1. Pourquoi créer une carte interactive de mon road trip ?
On pourrait croire qu’une simple galerie photo suffit à partager son périple, pourtant une carte dynamique porte bien plus loin l’émotion embarquée. L’itinéraire se transforme en fil rouge, chaque point géolocalisé devient un jalon riche en contexte. Au-delà d’un récit linéaire, on navigue librement, on zoom sur un village pittoresque, on découvre l’altitude, la distance avant la prochaine étape. C’est un mode de narration immersif, léché par l’interactivité, qui introduit un lien plus direct entre le lecteur et le voyageur. Pour ma part, je voulais aussi analyser mes trajets : durée cumulée de conduite, vitesse moyenne, paliers d’altitude franchis. Tous ces chiffres, visualisés sur une carte, prennent un sens supplémentaire.
Les bénéfices d’une carte dynamique
- Visualisation instantanée du parcours complet et des détours éventuels.

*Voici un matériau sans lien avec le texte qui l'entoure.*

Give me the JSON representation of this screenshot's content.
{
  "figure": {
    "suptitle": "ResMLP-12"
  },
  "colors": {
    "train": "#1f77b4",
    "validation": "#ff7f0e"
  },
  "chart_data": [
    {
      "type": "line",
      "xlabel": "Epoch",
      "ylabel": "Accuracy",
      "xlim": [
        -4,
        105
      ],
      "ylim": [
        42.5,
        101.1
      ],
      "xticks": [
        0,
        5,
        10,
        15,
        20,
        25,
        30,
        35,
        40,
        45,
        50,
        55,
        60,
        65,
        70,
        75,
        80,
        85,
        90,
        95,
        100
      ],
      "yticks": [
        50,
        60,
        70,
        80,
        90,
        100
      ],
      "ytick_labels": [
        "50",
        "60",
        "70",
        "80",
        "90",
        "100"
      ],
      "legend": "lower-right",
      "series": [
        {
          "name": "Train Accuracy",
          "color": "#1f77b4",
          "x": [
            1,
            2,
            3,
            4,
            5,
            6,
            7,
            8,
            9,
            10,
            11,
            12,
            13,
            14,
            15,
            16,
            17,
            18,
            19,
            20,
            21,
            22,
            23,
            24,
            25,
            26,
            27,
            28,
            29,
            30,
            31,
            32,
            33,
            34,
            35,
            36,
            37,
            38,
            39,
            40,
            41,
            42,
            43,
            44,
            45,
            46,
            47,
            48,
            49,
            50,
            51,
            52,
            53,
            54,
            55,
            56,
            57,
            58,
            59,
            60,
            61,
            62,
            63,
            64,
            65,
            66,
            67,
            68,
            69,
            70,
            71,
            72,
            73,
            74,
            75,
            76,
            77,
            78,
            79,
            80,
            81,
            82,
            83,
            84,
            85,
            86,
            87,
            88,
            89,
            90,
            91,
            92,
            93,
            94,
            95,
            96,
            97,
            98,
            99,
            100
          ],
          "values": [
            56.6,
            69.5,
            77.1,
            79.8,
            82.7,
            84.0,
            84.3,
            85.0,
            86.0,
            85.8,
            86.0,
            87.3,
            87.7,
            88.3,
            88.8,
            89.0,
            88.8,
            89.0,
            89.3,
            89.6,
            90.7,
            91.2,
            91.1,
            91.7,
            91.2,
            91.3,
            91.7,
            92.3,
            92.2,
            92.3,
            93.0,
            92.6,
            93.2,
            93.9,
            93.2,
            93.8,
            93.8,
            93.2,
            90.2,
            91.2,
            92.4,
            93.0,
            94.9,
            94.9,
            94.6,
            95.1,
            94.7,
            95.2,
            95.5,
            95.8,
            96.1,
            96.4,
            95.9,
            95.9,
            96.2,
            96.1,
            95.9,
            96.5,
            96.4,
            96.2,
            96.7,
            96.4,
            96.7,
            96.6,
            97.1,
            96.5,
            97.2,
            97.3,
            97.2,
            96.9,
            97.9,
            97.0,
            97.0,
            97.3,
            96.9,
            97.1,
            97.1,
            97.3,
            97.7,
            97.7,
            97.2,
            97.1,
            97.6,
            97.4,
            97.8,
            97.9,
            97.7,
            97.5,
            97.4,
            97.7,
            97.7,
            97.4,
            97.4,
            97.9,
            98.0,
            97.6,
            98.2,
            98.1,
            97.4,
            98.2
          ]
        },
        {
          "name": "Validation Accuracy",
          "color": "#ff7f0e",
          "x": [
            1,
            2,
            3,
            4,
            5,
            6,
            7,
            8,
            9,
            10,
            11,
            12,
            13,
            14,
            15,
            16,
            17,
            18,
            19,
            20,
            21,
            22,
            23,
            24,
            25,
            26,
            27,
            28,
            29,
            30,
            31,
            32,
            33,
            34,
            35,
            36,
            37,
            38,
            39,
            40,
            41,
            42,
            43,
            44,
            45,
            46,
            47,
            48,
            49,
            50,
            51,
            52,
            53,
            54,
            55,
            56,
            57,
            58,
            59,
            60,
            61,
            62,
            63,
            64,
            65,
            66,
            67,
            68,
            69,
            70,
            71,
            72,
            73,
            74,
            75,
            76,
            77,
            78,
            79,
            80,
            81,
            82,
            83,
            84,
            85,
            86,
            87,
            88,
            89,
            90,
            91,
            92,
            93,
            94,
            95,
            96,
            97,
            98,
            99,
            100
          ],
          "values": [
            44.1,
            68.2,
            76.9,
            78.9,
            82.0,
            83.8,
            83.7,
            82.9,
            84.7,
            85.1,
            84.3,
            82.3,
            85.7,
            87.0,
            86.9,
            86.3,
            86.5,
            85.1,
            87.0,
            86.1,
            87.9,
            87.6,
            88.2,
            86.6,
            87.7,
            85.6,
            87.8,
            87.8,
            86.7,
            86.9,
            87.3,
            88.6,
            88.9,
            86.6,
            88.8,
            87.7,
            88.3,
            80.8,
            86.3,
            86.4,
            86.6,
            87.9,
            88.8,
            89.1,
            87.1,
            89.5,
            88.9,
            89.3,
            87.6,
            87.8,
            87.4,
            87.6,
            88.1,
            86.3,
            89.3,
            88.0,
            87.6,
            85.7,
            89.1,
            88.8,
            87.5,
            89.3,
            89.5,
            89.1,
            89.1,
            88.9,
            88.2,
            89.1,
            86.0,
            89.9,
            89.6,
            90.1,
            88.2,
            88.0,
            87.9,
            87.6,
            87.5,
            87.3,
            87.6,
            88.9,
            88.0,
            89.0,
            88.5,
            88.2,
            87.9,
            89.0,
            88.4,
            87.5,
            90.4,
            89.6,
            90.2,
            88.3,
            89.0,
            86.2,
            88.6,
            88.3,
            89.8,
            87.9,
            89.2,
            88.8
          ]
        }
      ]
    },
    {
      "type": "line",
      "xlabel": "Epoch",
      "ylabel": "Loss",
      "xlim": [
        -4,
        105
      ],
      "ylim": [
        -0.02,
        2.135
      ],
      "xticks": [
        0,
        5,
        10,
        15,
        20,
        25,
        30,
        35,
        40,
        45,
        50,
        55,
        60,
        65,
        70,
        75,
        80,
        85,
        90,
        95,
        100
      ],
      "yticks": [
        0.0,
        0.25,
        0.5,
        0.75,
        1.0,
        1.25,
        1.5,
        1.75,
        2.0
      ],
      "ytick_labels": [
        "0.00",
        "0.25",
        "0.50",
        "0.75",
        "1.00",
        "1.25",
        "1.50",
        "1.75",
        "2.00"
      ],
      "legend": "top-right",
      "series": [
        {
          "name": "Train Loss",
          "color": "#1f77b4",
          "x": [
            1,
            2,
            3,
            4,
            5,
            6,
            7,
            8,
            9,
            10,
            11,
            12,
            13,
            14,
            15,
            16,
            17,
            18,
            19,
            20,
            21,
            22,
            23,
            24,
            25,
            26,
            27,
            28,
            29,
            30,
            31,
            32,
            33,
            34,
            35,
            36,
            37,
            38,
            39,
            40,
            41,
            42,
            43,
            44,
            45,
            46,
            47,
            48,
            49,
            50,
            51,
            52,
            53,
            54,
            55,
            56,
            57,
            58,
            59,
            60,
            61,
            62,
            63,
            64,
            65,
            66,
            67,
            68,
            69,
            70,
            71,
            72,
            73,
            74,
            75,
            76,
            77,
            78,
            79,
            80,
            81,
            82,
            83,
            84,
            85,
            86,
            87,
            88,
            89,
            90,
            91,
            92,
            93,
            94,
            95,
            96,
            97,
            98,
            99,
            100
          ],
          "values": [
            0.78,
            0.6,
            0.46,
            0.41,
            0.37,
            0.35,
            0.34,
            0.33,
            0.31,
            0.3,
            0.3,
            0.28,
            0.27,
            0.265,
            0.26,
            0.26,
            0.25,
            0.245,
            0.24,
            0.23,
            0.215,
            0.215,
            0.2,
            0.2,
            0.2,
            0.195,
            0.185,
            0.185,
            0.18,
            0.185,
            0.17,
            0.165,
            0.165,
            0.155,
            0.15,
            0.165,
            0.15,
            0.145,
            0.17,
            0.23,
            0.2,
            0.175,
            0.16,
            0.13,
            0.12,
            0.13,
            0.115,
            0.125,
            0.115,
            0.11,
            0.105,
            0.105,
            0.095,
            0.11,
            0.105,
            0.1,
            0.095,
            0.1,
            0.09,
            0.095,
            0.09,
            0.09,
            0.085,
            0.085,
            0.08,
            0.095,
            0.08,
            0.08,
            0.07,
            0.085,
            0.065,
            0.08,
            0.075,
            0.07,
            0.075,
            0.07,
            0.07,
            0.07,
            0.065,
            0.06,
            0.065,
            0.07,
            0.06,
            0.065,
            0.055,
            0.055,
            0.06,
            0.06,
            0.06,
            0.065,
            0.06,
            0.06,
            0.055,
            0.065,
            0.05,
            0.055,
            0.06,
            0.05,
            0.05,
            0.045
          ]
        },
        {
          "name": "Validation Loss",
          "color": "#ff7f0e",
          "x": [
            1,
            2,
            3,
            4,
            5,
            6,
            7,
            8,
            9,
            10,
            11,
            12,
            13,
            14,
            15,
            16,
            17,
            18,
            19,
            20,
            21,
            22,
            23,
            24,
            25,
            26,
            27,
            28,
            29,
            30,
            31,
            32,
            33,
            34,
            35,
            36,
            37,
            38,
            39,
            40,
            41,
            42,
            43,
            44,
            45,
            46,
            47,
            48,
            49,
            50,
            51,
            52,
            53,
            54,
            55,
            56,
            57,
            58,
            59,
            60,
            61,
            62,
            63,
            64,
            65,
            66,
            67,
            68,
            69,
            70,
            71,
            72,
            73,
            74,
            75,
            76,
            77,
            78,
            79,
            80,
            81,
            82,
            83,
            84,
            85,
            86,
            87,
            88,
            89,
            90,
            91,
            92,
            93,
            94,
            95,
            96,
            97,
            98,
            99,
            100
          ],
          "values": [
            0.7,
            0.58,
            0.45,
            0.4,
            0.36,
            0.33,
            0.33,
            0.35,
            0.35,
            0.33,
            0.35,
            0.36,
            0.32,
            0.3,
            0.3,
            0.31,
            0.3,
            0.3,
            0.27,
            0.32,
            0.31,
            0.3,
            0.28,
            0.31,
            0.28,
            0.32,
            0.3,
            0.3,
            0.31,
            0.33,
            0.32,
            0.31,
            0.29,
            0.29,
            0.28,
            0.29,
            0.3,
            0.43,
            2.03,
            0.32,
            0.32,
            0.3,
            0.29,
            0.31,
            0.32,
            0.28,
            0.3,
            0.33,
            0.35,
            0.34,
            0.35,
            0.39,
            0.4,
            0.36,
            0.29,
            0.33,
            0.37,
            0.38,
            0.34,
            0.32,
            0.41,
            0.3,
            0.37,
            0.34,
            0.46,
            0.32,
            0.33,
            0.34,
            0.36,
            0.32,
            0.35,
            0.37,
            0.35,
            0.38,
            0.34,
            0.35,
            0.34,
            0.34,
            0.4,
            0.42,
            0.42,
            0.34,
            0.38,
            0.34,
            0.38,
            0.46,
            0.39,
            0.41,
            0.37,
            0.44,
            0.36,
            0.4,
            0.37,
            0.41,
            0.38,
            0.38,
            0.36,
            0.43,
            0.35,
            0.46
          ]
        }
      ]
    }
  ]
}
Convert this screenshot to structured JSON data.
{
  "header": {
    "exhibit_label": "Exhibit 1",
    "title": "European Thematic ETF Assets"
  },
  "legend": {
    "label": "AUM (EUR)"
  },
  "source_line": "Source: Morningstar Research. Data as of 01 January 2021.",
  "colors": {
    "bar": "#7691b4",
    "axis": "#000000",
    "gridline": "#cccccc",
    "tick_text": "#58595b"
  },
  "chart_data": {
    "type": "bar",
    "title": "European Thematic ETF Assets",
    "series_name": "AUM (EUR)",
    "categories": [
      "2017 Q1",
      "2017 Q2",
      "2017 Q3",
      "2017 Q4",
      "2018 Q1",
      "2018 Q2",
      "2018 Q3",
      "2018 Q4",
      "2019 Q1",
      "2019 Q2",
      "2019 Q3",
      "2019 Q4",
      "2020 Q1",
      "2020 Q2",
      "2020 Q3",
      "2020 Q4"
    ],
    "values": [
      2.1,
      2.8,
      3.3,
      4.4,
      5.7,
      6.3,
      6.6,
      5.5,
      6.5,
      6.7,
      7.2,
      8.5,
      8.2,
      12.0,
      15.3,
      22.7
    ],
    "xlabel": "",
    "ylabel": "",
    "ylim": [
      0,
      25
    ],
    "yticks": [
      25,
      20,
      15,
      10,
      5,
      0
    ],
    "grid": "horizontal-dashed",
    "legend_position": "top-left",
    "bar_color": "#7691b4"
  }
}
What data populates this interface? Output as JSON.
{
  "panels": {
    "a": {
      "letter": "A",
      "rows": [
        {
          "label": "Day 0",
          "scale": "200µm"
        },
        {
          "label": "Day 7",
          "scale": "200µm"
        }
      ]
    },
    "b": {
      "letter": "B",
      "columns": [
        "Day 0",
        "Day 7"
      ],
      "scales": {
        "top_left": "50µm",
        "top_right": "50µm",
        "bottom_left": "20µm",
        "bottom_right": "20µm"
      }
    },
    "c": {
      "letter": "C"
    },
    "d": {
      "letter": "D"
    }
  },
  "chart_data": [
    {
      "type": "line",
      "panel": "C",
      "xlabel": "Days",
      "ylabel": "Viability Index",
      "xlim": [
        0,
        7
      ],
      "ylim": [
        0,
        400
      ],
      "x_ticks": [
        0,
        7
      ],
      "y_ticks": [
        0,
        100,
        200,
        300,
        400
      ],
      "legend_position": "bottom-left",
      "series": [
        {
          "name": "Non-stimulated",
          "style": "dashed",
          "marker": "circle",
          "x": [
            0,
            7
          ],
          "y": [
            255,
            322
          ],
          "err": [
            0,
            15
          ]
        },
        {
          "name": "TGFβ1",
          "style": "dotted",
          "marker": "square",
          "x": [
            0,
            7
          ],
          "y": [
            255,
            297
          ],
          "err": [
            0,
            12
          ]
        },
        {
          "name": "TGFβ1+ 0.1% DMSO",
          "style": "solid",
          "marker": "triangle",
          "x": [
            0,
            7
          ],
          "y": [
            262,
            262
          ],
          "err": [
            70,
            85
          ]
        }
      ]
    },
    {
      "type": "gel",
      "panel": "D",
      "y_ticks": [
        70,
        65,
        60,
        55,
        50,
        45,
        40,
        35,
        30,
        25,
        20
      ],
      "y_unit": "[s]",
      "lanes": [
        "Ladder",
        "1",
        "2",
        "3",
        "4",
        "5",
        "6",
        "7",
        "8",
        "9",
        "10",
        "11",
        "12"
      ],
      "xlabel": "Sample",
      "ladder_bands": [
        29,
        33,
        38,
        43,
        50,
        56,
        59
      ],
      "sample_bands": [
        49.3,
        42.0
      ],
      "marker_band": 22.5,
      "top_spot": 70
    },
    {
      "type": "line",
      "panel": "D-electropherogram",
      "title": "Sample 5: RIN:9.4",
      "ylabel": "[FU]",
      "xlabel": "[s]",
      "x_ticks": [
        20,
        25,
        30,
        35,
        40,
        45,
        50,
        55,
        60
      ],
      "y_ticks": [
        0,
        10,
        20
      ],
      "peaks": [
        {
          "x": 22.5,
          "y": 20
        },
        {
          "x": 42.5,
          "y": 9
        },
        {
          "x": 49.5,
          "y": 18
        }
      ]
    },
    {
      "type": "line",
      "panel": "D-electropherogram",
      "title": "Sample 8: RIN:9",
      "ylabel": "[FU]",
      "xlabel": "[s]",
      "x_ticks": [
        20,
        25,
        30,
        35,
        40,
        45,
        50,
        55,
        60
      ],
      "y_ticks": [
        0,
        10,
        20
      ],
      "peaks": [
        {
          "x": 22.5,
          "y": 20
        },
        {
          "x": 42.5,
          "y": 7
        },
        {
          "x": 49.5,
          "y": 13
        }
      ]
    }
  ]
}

- Accès aux données (distance, temps, altitude) en cliquant sur un point ou une section.
- Possibilité de filtrer les étapes (plages, montagnes, villes).
- Facilité de partage et de mise à jour en temps réel.
2. Collecter et préparer les données géographiques
Avant tout traçage, j’ai rassemblé mes données : applications GPS sur smartphone, traceur portable et export des journaux automatisés. Au final, la source la plus fiable a été le traceur, capable de conserver un enregistrement toutes les 5 secondes sans sauter de points. J’ai exporté ces traces au format GPX, puis importé le tout dans QGIS pour un premier examen. Rapidement, certaines séquences apparaissaient farfelues à cause d’interférences ou d’erreurs géodésiques : ultra-hauts, téléportations… Le nettoyage est alors devenu indispensable.
Choix des sources GPS
Entre Appli mobile, traceur venant de Garmin et export manuel de Google Maps, j’ai opté pour la combinaison des deux premiers. Le smartphone complète en mobilité lorsqu’on est sans traceur, tandis que ce dernier capte en continu même en zones peu couvertes. Chaque source génère un fichier différent (GPX ou CSV). J’ai converti tous les jeux de données en GeoJSON pour homogénéiser le traitement.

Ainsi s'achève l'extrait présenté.